While the economy seems to be screaming at the top of its lungs, the unintended consequences of high rents and super low unemployment have caused an uptick in homelessness, especially here in California. Add on the banning of plastic bags, decriminalization of certain narcotics and pressure to reduce overcrowding in our prisons and you have a recipe for human waste and OPIM hazards.
Cities and schools have been working feverishly to keep their streets and campuses free and clear of human feces, needles, and homeless encampments. Unfortunately, municipalities seem to be outpaced by both regulations and sheer numbers. This presents serious challenges in keeping public employees safe when cleaning up homeless encampments. Simply bloodborne pathogens don’t do the trick.
Homeless encampments present all types of recycling challenges as well as general safety concerns as they relate to bloodborne pathogens and OPIM. CalRecycle produced a great reference guide on the topic, and we released this special edition podcast episode to talk in more detail about what to do.
First, get your PPE
You will need more PPE than you think. Leather work gloves coated in latex or another chemical/pathogen resistant coatings, steel-toe, puncture-resistant boots, Tyvek suits, respirators, and possibly hard hats depending on the height of the encampment.
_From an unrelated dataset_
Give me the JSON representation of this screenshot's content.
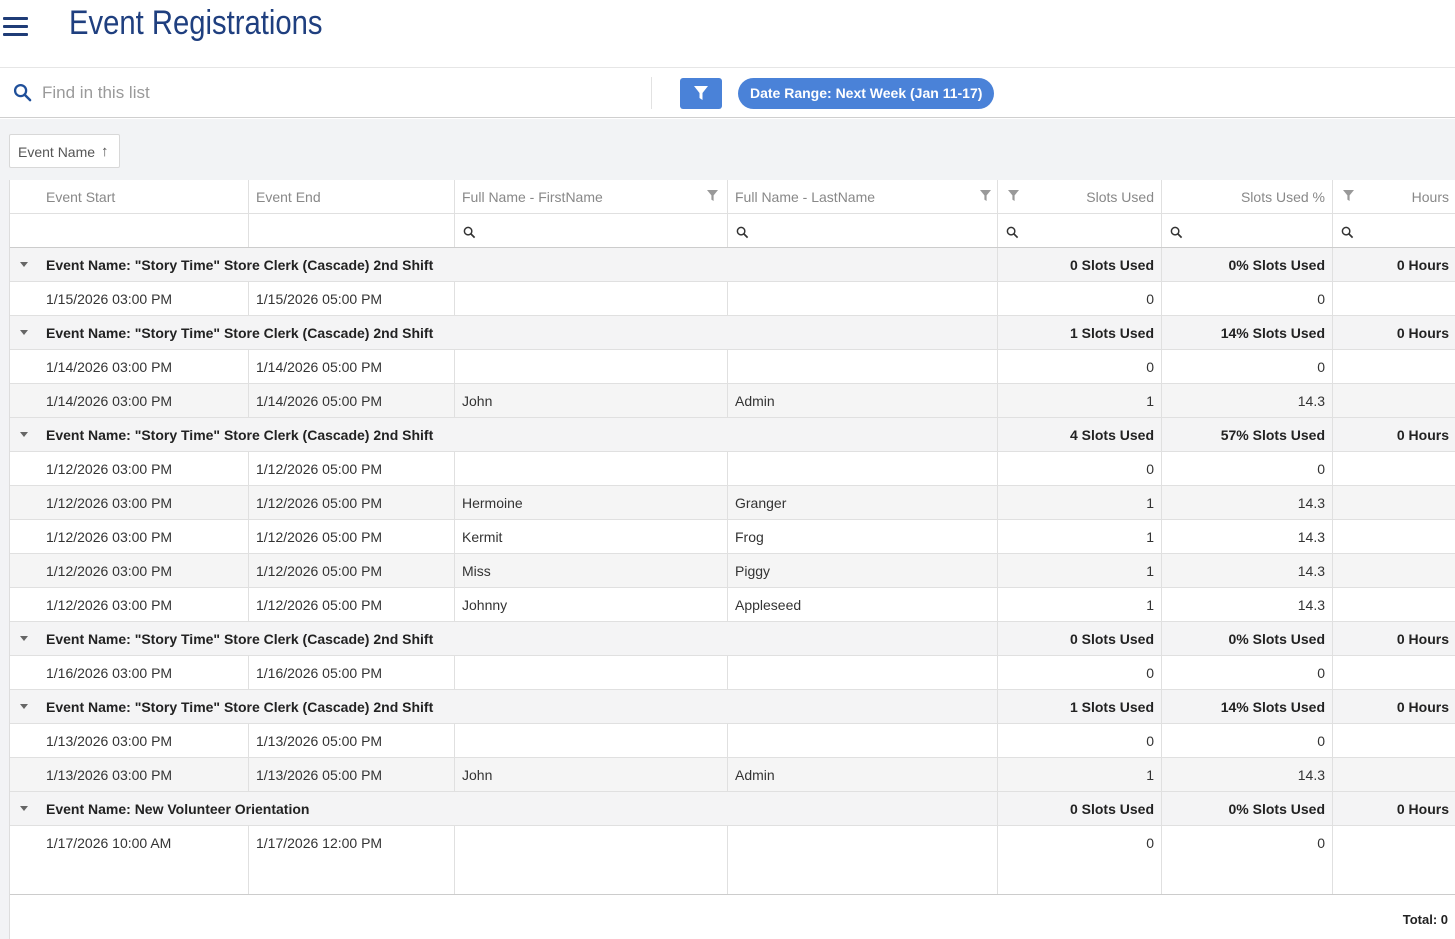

Next, know your recyclables
Tires, oil, fuel, electronics must be recycled. You can’t simply throw this in the trash. Know what your local regulations require and make sure you do it right.
Next, start at the outside
Rushing into the middle of the encampment puts you in danger of falling items, sharp items or that you might slip and fall right into something you shouldn’t. Start on the outside and slowly move in.
When you are finished each shift or day, decontaminate. Make sure to wash up and don’t take home any of the muck on your clothing.